The metabolic role of micropeptides generated from untranslated regions remains unclear. Here we describe MP31, a micropeptide encoded by the upstream open reading frame (uORF) of phosphatase and tensin homolog (PTEN) acting as a “circuit breaker” that limits lactate-pyruvate conversion in mitochondria by competing with mitochondrial lactate dehydrogenase (mLDH) for nicotinamide adenine dinucleotide (NAD⁺). Knocking out the MP31 homolog in mice enhanced global lactate metabolism, manifesting as accelerated oxidative phosphorylation (OXPHOS) and increased lactate consumption and production. Conditional knockout (cKO) of MP31 homolog in mouse astrocytes initiated gliomagenesis and shortened the overall survival of the animals, establishing a tumor-suppressing role for MP31. Recombinant MP31 administered intraperitoneally penetrated the blood-brain barrier and inhibited mice GBM xenografts without neurological toxicity, suggesting the clinical implication and application of this micropeptide. Our findings reveal a novel mode of MP31-orchestrated lactate metabolism reprogramming in glioblastoma.

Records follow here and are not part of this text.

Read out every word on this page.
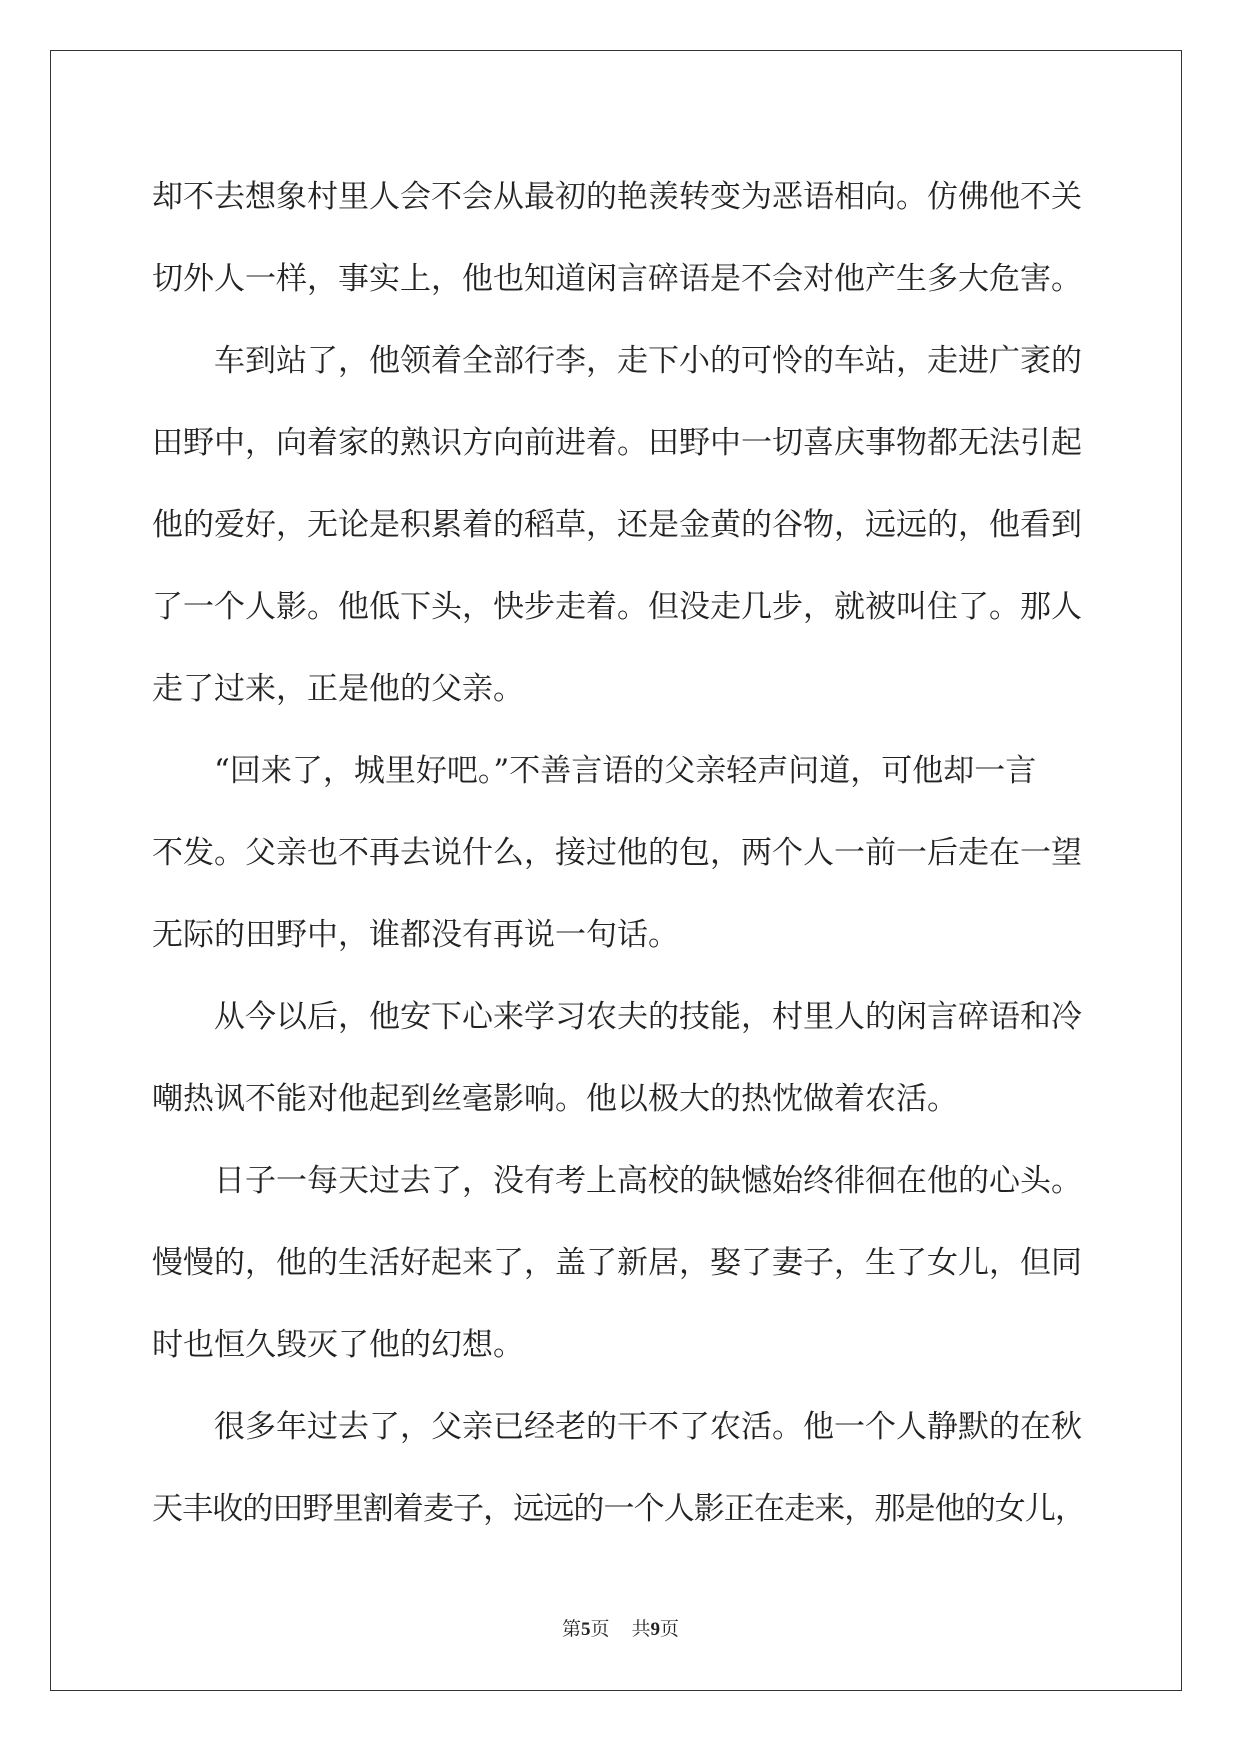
却不去想象村里人会不会从最初的艳羡转变为恶语相向。仿佛他不关
切外人一样，事实上，他也知道闲言碎语是不会对他产生多大危害。
车到站了，他领着全部行李，走下小的可怜的车站，走进广袤的
田野中，向着家的熟识方向前进着。田野中一切喜庆事物都无法引起
他的爱好，无论是积累着的稻草，还是金黄的谷物，远远的，他看到
了一个人影。他低下头，快步走着。但没走几步，就被叫住了。那人
走了过来，正是他的父亲。
“回来了，城里好吧。”不善言语的父亲轻声问道，可他却一言
不发。父亲也不再去说什么，接过他的包，两个人一前一后走在一望
无际的田野中，谁都没有再说一句话。
从今以后，他安下心来学习农夫的技能，村里人的闲言碎语和冷
嘲热讽不能对他起到丝毫影响。他以极大的热忱做着农活。
日子一每天过去了，没有考上高校的缺憾始终徘徊在他的心头。
慢慢的，他的生活好起来了，盖了新居，娶了妻子，生了女儿，但同
时也恒久毁灭了他的幻想。
很多年过去了，父亲已经老的干不了农活。他一个人静默的在秋
天丰收的田野里割着麦子，远远的一个人影正在走来，那是他的女儿，
第5页 共9页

从非翻译区产生的微肽的代谢作用尚不清楚。在这里，我们描述了 MP31，一种由磷酸酶和张力蛋白同源物 (PTEN) 的上游开放阅读框 (uORF) 编码的微肽，充当“断路器”，通过与线粒体乳酸脱氢酶 (mLDH) 竞争来限制线粒体中的乳酸-丙酮酸转化烟酰胺腺嘌呤二核苷酸 (NAD ⁺）。在小鼠体内敲除 MP31 同源物可增强整体乳酸代谢，表现为加速氧化磷酸化 (OXPHOS) 和乳酸消耗和生产增加。小鼠星形胶质细胞中 MP31 同系物的条件性敲除 (cKO) 启动了胶质瘤生成并缩短了动物的总体存活时间，从而为 MP31 建立了肿瘤抑制作用。腹膜内施用的重组 MP31 可穿透血脑屏障并抑制小鼠 GBM 异种移植物而无神经毒性，表明该微肽的临床意义和应用。我们的研究结果揭示了胶质母细胞瘤中 MP31 协调乳酸代谢重编程的新模式。